Neil Duffy, who was managing director of energy banking in Calgary, was among those who have left the shop, according to a source familiar with the matter. Mr. Duffy had been with Canaccord since early 2016. Simon Akit, Toronto-based managing director of energy sales, was also among those who departed, sources said.

Meanwhile, Canaccord has suspended research coverage of 18 oil and gas companies, including such big names as Canadian Natural Resources Ltd., Husky Energy Inc. and Cenovus Energy Inc. The coverage had been led by Dennis Fong, who has resigned to become an energy analyst at Canadian Imperial Bank of Commerce. It was not immediately known if a search for a replacement was in the works.

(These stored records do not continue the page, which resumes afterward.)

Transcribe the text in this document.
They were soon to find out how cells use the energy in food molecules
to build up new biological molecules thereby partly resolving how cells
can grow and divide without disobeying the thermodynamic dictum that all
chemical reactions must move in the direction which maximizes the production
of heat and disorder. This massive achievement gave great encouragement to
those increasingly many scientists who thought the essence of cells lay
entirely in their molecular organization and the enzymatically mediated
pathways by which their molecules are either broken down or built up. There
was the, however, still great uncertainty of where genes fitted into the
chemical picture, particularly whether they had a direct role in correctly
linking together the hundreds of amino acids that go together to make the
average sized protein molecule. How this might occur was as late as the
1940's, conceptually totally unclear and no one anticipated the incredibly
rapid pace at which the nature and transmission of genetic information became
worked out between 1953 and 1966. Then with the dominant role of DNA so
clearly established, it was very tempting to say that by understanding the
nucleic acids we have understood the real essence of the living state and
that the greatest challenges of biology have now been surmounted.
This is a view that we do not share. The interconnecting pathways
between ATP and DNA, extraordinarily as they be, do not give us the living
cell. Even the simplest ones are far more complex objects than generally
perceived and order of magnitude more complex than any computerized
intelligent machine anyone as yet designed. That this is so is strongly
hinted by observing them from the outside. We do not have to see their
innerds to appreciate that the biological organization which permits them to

Mr. Duffy’s departure follows that of Trevor Anderson, who was co-director of energy banking in the Calgary office, and left the company last fall.

The recent staff reductions are part of a broader effort to cut costs and come alongside several other layoffs at the firm this week, mostly of junior analysts covering sectors such as industrials and small-cap cannabis. Canaccord declined to comment on the layoffs and departures.

The investment bank was already targeting $20-million in cost savings before COVID-19 hit markets in March. On an earnings call with analysts last week, chief executive Dan Daviau said that the company would speed up these cost-cutting measures to deal with the economic uncertainty caused by the pandemic.

“I wish we’d kind of been through COVID and we’re kind of sitting here and we knew where new business levels should be and then we can manage our costs and budget appropriately,” Mr. Daviau said on the call.

“But we don’t know, that’s the dead honest truth. So, what we’re doing right now is saying, ‘Let’s cut all those costs right now.’ We don’t have to kind of ease into it through the year. Let’s just kind of get it all done," Mr. Daviau said.

The COVID-19 crisis has hit independent investment houses dealing in energy hard, but many had struggled for at least half a decade before. The Canadian energy industry, once a wellspring of fees from equity issues, sales and trading, and mergers and acquisition advisory, lost its lustre with major investors after years of delay in adding pipeline capacity to export markets. That severely restricted the companies’ access to capital.

After a punishing oil price slump began in 2014, numerous shops downsized, were taken over by larger rivals or shut their doors altogether as business slowed and became dominated by bank-owned dealers.

​This year, there have been few stock issues or takeover deals, with a handful of notable exceptions such as ARC Financial-backed Longshore Resources Ltd.'s consolidation of three small producers, Rifle Shot Oil Corp., Primavera Resources Corp. and Steelhead Petroleum Ltd., announced this week. More such consolidation in the oil patch is expected in the coming months as government support programs expire and weaker companies seek rescue.

However, the pandemic put a lid on what little activity there was as oil prices crashed and producers concentrated on dealing with lenders and deciding which portions of their production they would have to shut down.

Canaccord’s Canadian capital markets division managed to replace much of its lost energy revenue with fees from cannabis underwriting in the leadup to marijuana legalization in 2018. Cannabis financing, however, has slowed dramatically over the past year and Canaccord’s Canadian investment banking revenue has dropped sharply.

In the three months ended March 31, the company’s Canadian capital markets division generated $39.1-million in revenue, down 28 per cent compared with the same period last year. That compares with $105.6-million in U.S. capital markets revenue in the quarter, which was up 43.8 per cent year over year.

The staff reductions come in the same week as Canaccord announced it hired veteran deal maker and GMP Capital cofounder Gene McBurney to expand operations in Latin America and the Caribbean.